Summer is meant to be a time when we step away from the isolation of library study sessions and go out into the world with the people we care about. Long days at the beach, giggling in movie theaters when it rains, game nights, parties, the list goes on.
But what about when summer isn't social? What happens when the idea of going to a party, even filled mostly with people you know, freezes you into a panic? What if an hour into the trip to the beach, you get hit with the crippling desire to go home and curl up in bed?
Summer is when social anxiety can hit its most intense, and it can be hard. As much as you want to see the people you don't get to see when the school year is in session, sometimes the idea of leaving your house is just too much to handle. Or maybe you used up all of your social energy the day before and now have to try and tough through more plans.
There's an idea that's heavily focused in our society that summer needs to be a time of great adventure. When you need to be doing something at all hours every day so that you'll have stories to tell when summer is over and you go back to the more mundane world that is the fall. And if you don't have stories of staying at the beach until you got kicked off, or riding every roller coaster at Great Adventure, there's this assumption that you wasted your summer, that you should have been doing more.
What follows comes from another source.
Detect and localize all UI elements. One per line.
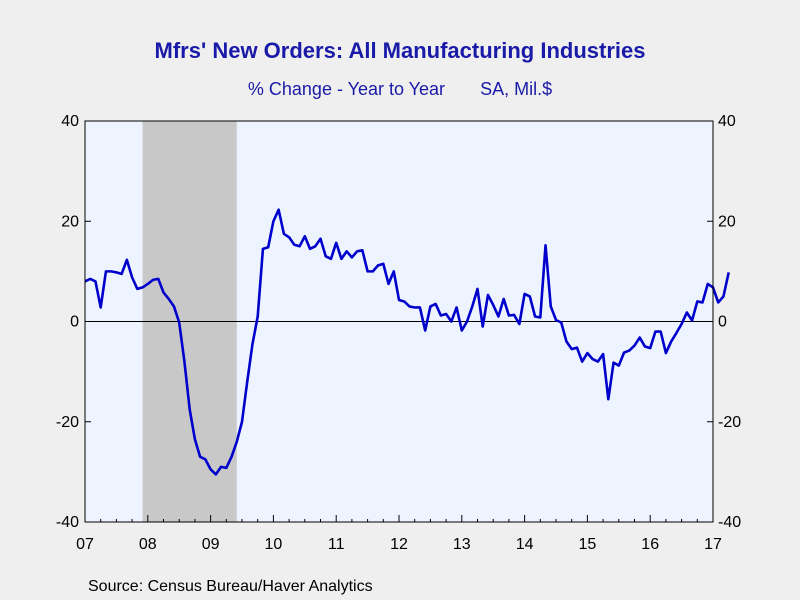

But for people with social anxiety, summer means staring at your phone and hoping plans get canceled because you don't want to have a panic attack in public, or having your friends tease you because they haven't seen you in a week. They call you a hermit and try to drag you out of your house. They mean well, but you spend the whole time wishing you hadn't left.
It can be hard, isolating, and sad. When you're the friend with social anxiety, watching your friends all have fun while you sit at home alone becomes the bittersweet norm. You may want to be out there with them making all of those fun summertime memories, but doing so could also spell disaster. So you sit back and let them have their fun and wish things could be different for you.
It's not for lack of trying. You go out when you feel like you can handle it. Sometimes, you do end up having fun and those moments make everything worthwhile. But sometimes it all bubbles up and you explode into a complete meltdown, which leaves you feeling bad for the people around you.
If you feel like this, confide in your friends. Explain to them why you don't go out as much as you would like. If they understand you, they can try their best to help you overcome the anxiety keeping you down.
Caring about someone with social anxiety over the summer can be hard too. It's difficult to watch your friend completely shut themselves away for fear of having a panic attack in public. Unfortunately, there's only so many ways you can help a person with social anxiety. Don't stop inviting them places, but don't get upset or offended if they say no. It's not because of you, or because they don't want to go. If you can be as understanding as possible and ask your friend how they can help, they would appreciate it more than they can say.
Don't be worried if your summer isn't social. Your mental health is more important than the idea that you need to live an epic adventure. Do your best. Try not to say no. Keep your head up. You've got this.